4 thoughts on “The Identification of Collective Efforts in a Force-Based Framework

  1. Taillard, Antoine says:

    Hi Bastien,

    Sorry I couldn’t discuss with you during the live session today.

    I really liked your talk, especially the distinction you make between joint, group and collective effort. I do have a worry related to that point, however.

    According to you, an effort is collective if it is both a group and a joint effort, i.e. if the individuals making the effort have the same goal and are fighting against the same resistance. But isn’t this notion of collective a bit weak? (Or in other words: isn’t there a more interesting sense in which an effort can be collective?)

    Suppose that two individuals that never met and never interacted are both fighting air pollution with the goal of making the Earth more sustainable. If I understood you correctly, this would count as a collective effort. Alright. But isn’t there also a more robust sense in which an effort can be collective, e.g. a mob demonstrating, people pushing a car, etc.? Wouldn’t you be better distinguishing between these two meanings of collective?

    1. Gauchot, Bastien says:

      Hi Antoine,

      Thank you for your comment and fruitful remark, and sorry I wasn’t there in the live session to have a more lively discussion.

      Your worry is that the sense in which I used collective effort is too weak, and I think you are right.
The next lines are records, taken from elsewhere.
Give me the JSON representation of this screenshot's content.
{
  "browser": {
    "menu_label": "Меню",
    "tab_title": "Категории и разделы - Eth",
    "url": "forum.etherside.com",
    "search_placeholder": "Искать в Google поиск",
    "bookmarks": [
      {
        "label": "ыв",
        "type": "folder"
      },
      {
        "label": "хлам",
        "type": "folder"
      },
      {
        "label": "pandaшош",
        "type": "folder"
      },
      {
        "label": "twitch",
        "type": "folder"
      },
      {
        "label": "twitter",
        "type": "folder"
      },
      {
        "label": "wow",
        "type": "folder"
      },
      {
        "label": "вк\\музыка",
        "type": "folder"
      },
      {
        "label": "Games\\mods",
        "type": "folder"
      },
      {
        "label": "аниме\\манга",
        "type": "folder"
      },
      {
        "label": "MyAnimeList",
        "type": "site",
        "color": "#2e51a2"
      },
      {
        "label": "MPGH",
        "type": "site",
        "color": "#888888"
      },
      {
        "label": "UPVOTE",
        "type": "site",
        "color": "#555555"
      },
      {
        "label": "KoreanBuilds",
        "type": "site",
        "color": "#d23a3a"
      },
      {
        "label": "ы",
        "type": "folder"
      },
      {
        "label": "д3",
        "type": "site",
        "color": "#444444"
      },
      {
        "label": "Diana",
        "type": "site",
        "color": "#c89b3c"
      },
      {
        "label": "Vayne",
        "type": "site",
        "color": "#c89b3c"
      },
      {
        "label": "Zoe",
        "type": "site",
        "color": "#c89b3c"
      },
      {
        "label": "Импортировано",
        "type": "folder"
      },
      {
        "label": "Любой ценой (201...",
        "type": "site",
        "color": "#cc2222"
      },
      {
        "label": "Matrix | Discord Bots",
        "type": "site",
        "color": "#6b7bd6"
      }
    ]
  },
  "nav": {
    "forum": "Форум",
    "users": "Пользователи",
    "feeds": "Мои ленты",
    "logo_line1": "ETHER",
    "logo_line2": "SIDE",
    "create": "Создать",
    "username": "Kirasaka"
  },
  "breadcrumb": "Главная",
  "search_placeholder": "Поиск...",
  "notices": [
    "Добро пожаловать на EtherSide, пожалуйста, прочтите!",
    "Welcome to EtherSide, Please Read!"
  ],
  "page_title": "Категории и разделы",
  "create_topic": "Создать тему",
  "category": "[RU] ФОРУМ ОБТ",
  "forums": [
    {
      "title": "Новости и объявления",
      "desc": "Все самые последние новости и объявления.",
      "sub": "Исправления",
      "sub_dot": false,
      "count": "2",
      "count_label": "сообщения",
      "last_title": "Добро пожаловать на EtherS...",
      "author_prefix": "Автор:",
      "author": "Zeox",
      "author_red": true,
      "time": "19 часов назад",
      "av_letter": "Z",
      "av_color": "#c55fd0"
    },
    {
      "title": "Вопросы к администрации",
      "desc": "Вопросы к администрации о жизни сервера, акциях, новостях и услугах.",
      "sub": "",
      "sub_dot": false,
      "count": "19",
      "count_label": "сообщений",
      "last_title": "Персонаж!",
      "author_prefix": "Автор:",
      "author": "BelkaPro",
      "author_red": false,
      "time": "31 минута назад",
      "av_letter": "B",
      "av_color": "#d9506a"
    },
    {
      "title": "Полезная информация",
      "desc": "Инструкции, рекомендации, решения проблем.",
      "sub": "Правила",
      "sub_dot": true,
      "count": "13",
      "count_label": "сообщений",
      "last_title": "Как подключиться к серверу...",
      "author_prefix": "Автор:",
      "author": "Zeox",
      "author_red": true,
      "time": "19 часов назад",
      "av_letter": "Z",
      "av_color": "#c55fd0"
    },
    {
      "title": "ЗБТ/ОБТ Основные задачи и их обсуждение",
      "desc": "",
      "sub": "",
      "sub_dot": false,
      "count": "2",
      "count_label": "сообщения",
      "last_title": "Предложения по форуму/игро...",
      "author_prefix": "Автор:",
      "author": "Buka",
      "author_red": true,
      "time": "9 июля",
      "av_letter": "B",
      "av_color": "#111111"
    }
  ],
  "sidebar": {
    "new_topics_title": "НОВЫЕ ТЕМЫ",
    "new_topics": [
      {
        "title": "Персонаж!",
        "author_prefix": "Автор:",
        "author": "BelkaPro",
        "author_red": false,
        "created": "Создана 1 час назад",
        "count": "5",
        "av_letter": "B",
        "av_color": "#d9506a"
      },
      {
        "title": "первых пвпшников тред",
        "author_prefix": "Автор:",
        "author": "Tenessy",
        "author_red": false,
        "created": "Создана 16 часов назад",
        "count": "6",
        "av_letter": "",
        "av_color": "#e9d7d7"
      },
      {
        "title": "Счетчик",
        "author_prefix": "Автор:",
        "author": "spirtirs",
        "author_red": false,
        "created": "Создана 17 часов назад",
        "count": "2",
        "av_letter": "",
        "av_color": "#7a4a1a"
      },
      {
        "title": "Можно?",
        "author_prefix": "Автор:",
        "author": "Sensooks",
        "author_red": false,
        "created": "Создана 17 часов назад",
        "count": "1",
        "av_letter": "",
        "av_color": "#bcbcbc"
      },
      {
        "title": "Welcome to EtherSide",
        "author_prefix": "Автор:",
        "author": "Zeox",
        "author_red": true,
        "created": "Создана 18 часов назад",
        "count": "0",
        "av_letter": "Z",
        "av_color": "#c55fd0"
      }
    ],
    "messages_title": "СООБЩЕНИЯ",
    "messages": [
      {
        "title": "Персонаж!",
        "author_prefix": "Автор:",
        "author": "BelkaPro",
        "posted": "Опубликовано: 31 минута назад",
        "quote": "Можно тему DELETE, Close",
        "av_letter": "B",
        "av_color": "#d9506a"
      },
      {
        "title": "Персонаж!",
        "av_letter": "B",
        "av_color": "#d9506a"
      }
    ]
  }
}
Through the distinction between group\joint\collective effort I tried to identify the strongest possible sense of ‘collective effort’ by distinguishing it from weaker comprehensions, i.e., the ones I called group and joint efforts. But as you rightly remarked I think, there is yet a stronger sense of collective efforts than the one I proposed.

      The criterion required for the more robust sense of collective effort may be the awareness of its members: two agents fighting the same resistance (say, air pollution) and for the same goal may or may not be aware that they fight the same resistance for the same goal. A collective effort in the most robust sense is an effort whose members are aware of what they fight and for which reason they fight it. It seems to be the case that demonstrators on a strike are aware that they fight the same resistance for the same reason and that it is “more” a collective effort than two people fighting air pollution who don’t know of their respective existences.

      If it is true that the criterion to distinguish those two senses of collective effort is relative to the awareness of its members, it then follows that the distinction obtains for the two other kind of collective efforts: two agents who follow the same goal by fighting different resistances may or may not be aware that they do so; and two agents fighting a similar resistance for different goals may as well be aware of it.

      To conclude, I think your remark shows that the proposed analysis needs to be developed through a tighter connection between the concepts of force and awareness, i.e. between the force(s) exerted by the agents and their awareness of it. What I have suggested seems weak probably because the identification of force may not be a sufficient condition to identify collective efforts: a sufficient condition might require the awareness of the force that is fought by the agents.

  2. Massin, Olivier says:

    Thanks for the nice talk Bastien !The distinction between group/joint/collective effort seems like a genuine advance I think.There is one criterion for distinguishing species of collective efforts which you do to rely on, which is neither the goal nor the resistance but the force(s) exerted by the individuals. Sometimes different individuals will exert one force together, sometimes they will exert different forces going in the same direction. In yet other time, they will exert difference force going in different directions, etc.

    Now one important case is the case where several people pursue a common goal but —*have to push in different —sometimes opposite— directions* to reach that goal. I mention that because one is sometimes tempted to say that when people pursue a same goal, they push in the same direction (you suggest sth like this in you slide 21).But that is not the case. Consider all the sailors on a sailboat : they push/pull in often completely different directions, but the forces they exert compose so as to yield an optimal resultant force —and therefore acceleration of the boat.

    One interesting issue is that people in such situations have to know a the forces they exert will combine with each other: such kinds of collective effort raises the question our cognition of the composition of forces in collective action. Failing to anticipate correctly such composition will yield to failure or suboptimal result.

    1. Gauchot, Bastien says:

      Thank you for your nice comment, Olivier.

      You are right: I too quickly identified the direction of an exerted force with the goal of the striver(s), since it is possible to exert forces in different directions for a single goal, such as in sailboat-like cases. There was a blind spot in this talk about the compositionality of forces, and as a result I didn’t think to such cases.

      Such cases seem to indicate, as it was also suggested by Antoine’s comment I think, that the job of identifying collective efforts cannot be done just with force, but that it requires to mention the awareness of some sort of the striving members. What makes the several efforts of the sailors a collective one is their ‘awareness’ that the composition of the forces they exert will result in the boat accelerating towards a direction. Despite their goal is identifiable to the direction of the boat, their forces are not directly exerted towards it, though their resultant force is. Thanks for letting me see that point.